Nanoform’s multi-patented
Controlled Expansion of Supercritical Solutions (CESS) technology enables a nanonisation process that can be applied to most small molecules with a success rate of up to 90%.


Health is a lot more than meets the eye and Kristian Ranta, CEO of Meru Health, a digital clinic that offers an app-based treatment for depression, anxiety and burnout, knows it. With his calm demeanour, he is the spitting image of what one would think a mental health tech CEO who lives close to Palo Alto would be like. “Our mission is to lessen suffering,” he states and launches into explaining the benefits of app-based treatments. “Digital help is extremely accessible. It’s discreet, has a low threshold and is fast to find.”

Looking at statistics about mental health could be shocking: modern western medicine might not be the saviour of depressed and burnt out people after all. “On average, we are quite terrible at taking care of our mental health,” says Ranta. “A lot of people who seek help for depression don’t feel the benefits of traditional mental health services.” Instead of relying on a traditional appointment-based treatment method, Ranta believes in a more flexible solution — one that is based on the fluctuating needs of a client: “If we look at the structures of traditional mental health support, technology can bring them into a patient’s life, so that care is intertwined with regular life.”

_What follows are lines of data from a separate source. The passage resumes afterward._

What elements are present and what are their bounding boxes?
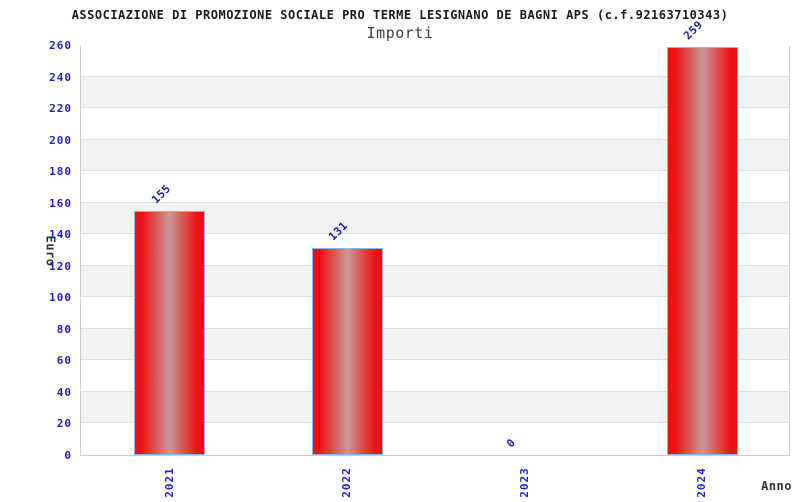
plot-area: [80, 45, 790, 456]
chart-title: ASSOCIAZIONE DI PROMOZIONE SOCIALE PRO T…: [71, 8, 729, 22]
y-tick-label: 220: [49, 102, 72, 116]
gridline: [81, 264, 789, 266]
gridline: [81, 359, 789, 361]
y-tick-label: 260: [49, 39, 72, 52]
y-tick-label: 40: [56, 385, 72, 399]
bar-2022: [311, 248, 383, 455]
x-tick-label-2022: 2022: [326, 462, 366, 502]
x-tick-label-2024: 2024: [681, 462, 721, 502]
y-tick-label: 80: [56, 322, 72, 336]
gridline: [81, 107, 789, 109]
y-tick-label: 200: [49, 133, 72, 147]
gridline: [81, 233, 789, 235]
x-tick-label-text: 2024: [694, 466, 708, 498]
gridline: [81, 390, 789, 392]
gridline: [81, 138, 789, 140]
gridline: [81, 75, 789, 77]
gridline: [81, 201, 789, 203]
bar-2021: [134, 210, 206, 455]
gridline: [81, 170, 789, 172]
x-tick-label-text: 2023: [517, 466, 531, 498]
x-tick-label-2023: 2023: [504, 462, 544, 502]
x-tick-label-text: 2022: [339, 466, 353, 498]
y-tick-label: 20: [56, 417, 72, 431]
x-tick-label-text: 2021: [162, 466, 176, 498]
y-tick-label: 180: [49, 165, 72, 179]
x-axis-title: Anno: [761, 479, 792, 493]
y-tick-label: 0: [64, 449, 72, 462]
gridline: [81, 327, 789, 329]
gridline: [81, 296, 789, 298]
y-tick-label: 100: [49, 291, 72, 305]
y-tick-label: 240: [49, 70, 72, 84]
y-tick-label: 160: [49, 196, 72, 210]
y-tick-label: 140: [49, 228, 72, 242]
gridline: [81, 422, 789, 424]
x-tick-label-2021: 2021: [149, 462, 189, 502]
y-tick-label: 60: [56, 354, 72, 368]
y-tick-label: 120: [49, 259, 72, 273]
bar-2024: [666, 46, 738, 455]
chart-subtitle: Importi: [366, 24, 434, 42]
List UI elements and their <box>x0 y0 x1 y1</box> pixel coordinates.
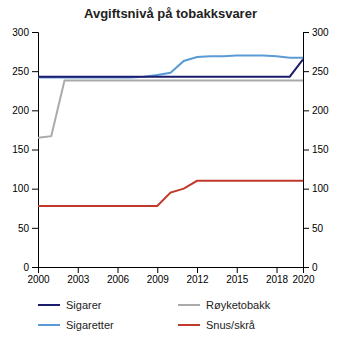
tick-mark <box>157 267 158 273</box>
tick-label: 100 <box>12 183 29 194</box>
tick-mark <box>78 267 79 273</box>
tick-mark <box>32 150 38 151</box>
tick: 200 <box>303 105 329 116</box>
tick-label: 2000 <box>27 274 50 285</box>
tick-label: 50 <box>312 223 324 234</box>
chart: 2000200320062009201220152018202005010015… <box>0 0 341 341</box>
tick-label: 300 <box>312 27 329 38</box>
tick: 2018 <box>266 267 289 285</box>
tick-label: 200 <box>312 105 329 116</box>
tick-label: 2006 <box>107 274 130 285</box>
tick-label: 2015 <box>226 274 249 285</box>
y-axis: 0 50 100 150 200 250 300 <box>12 27 38 273</box>
tick-label: 200 <box>12 105 29 116</box>
tick-mark <box>32 189 38 190</box>
line <box>38 81 303 138</box>
tick-label: 2012 <box>186 274 209 285</box>
tick-mark <box>303 267 309 268</box>
line <box>38 59 303 76</box>
tick-label: 150 <box>312 144 329 155</box>
tick-label: 2009 <box>147 274 170 285</box>
plot: 2000200320062009201220152018202005010015… <box>12 27 329 285</box>
tick-mark <box>32 110 38 111</box>
x-axis: 2000 2003 2006 2009 2012 2015 20182020 <box>27 267 315 285</box>
axis-line <box>32 33 39 268</box>
axis-line <box>39 268 304 274</box>
tick-label: 250 <box>312 66 329 77</box>
line <box>38 181 303 206</box>
tick: 2006 <box>107 267 130 285</box>
tick-label: 0 <box>23 262 29 273</box>
tick-mark <box>303 110 309 111</box>
tick-mark <box>32 71 38 72</box>
tick-mark <box>32 228 38 229</box>
tick-mark <box>32 267 38 268</box>
tick: 300 <box>303 27 329 38</box>
tick: 0 <box>303 262 318 273</box>
tick-label: 250 <box>12 66 29 77</box>
tick: 0 <box>23 262 38 273</box>
tick: 100 <box>12 183 38 194</box>
tick: 2015 <box>226 267 249 285</box>
tick: 150 <box>303 144 329 155</box>
tick: 2012 <box>186 267 209 285</box>
lines <box>38 56 303 206</box>
legend-label: Sigarer <box>66 299 102 311</box>
tick-mark <box>303 189 309 190</box>
tick: 50 <box>18 223 38 234</box>
legend-label: Sigaretter <box>66 319 114 331</box>
tick-mark <box>197 267 198 273</box>
tick: 300 <box>12 27 38 38</box>
y2-axis: 0 50 100 150 200 250 300 <box>303 27 329 273</box>
legend: Sigarer Røyketobakk Sigaretter Snus/skrå <box>38 299 271 331</box>
legend-swatch <box>178 304 200 306</box>
tick-label: 2020 <box>292 274 315 285</box>
legend-swatch <box>38 324 60 326</box>
tick: 150 <box>12 144 38 155</box>
tick: 2000 <box>27 267 50 285</box>
legend-item: Sigaretter <box>38 319 114 331</box>
tick-mark <box>303 71 309 72</box>
legend-label: Røyketobakk <box>206 299 271 311</box>
tick-label: 2018 <box>266 274 289 285</box>
tick-mark <box>32 32 38 33</box>
tick-mark <box>118 267 119 273</box>
tick-mark <box>277 267 278 273</box>
title: Avgiftsnivå på tobakksvarer <box>84 6 257 21</box>
tick: 2003 <box>67 267 90 285</box>
legend-item: Snus/skrå <box>178 319 256 331</box>
tick: 250 <box>12 66 38 77</box>
tick-mark <box>303 32 309 33</box>
line <box>38 56 303 78</box>
tick: 2009 <box>147 267 170 285</box>
tick-label: 100 <box>312 183 329 194</box>
tick-mark <box>303 228 309 229</box>
tick: 50 <box>303 223 324 234</box>
legend-swatch <box>178 324 200 326</box>
tick-label: 2003 <box>67 274 90 285</box>
tick-mark <box>303 150 309 151</box>
tick: 200 <box>12 105 38 116</box>
tick: 100 <box>303 183 329 194</box>
tick-label: 0 <box>312 262 318 273</box>
tick-label: 50 <box>18 223 30 234</box>
legend-label: Snus/skrå <box>206 319 256 331</box>
tick-label: 150 <box>12 144 29 155</box>
tick: 250 <box>303 66 329 77</box>
tick-mark <box>237 267 238 273</box>
legend-item: Sigarer <box>38 299 102 311</box>
axis-line <box>304 33 310 268</box>
legend-item: Røyketobakk <box>178 299 271 311</box>
tick-label: 300 <box>12 27 29 38</box>
legend-swatch <box>38 304 60 306</box>
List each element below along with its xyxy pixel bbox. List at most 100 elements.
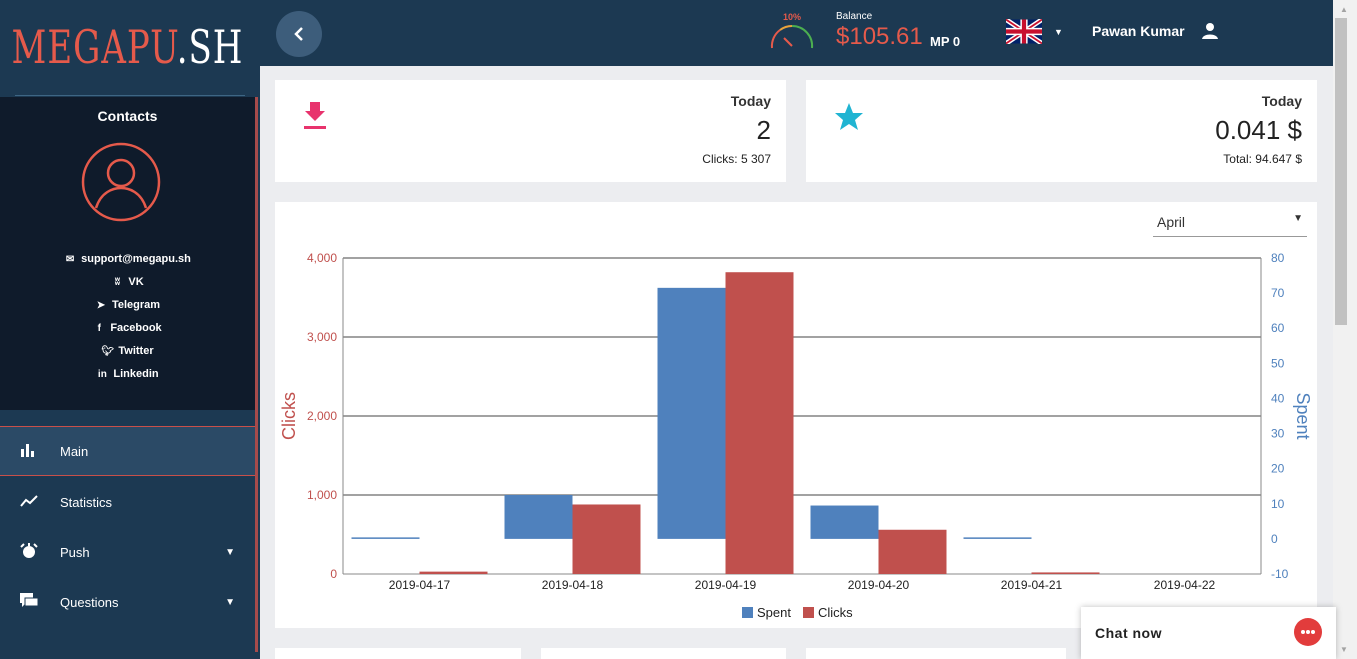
nav-item-questions[interactable]: Questions ▼: [0, 577, 255, 627]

Meru Health strives to teach people how to fish instead of handing them the fish. It’s all about harnessing technology to combine technology, evidence-based therapy, anonymous peer support and daily support for clinicians. Sleep, nutrition, mindfulness and behavioural science unite to help the patient create a mental health support network that could work independently of their therapist. “We want to create resources, not dependencies,” says Ranta as he lays out Meru Health’s targets. In the long run, he wants to change the way we perceive mental health, break systems that no longer work — and, of course, help as many as he can. “Our vision is to take care of and help at least ten million people to be empowered and live a good life. My utopia is a world in which everyone has an equal chance of getting access to a life free of unnecessary suffering.”


Could there be another way to track mental health? Meru Health’s wearable technology promises exactly that.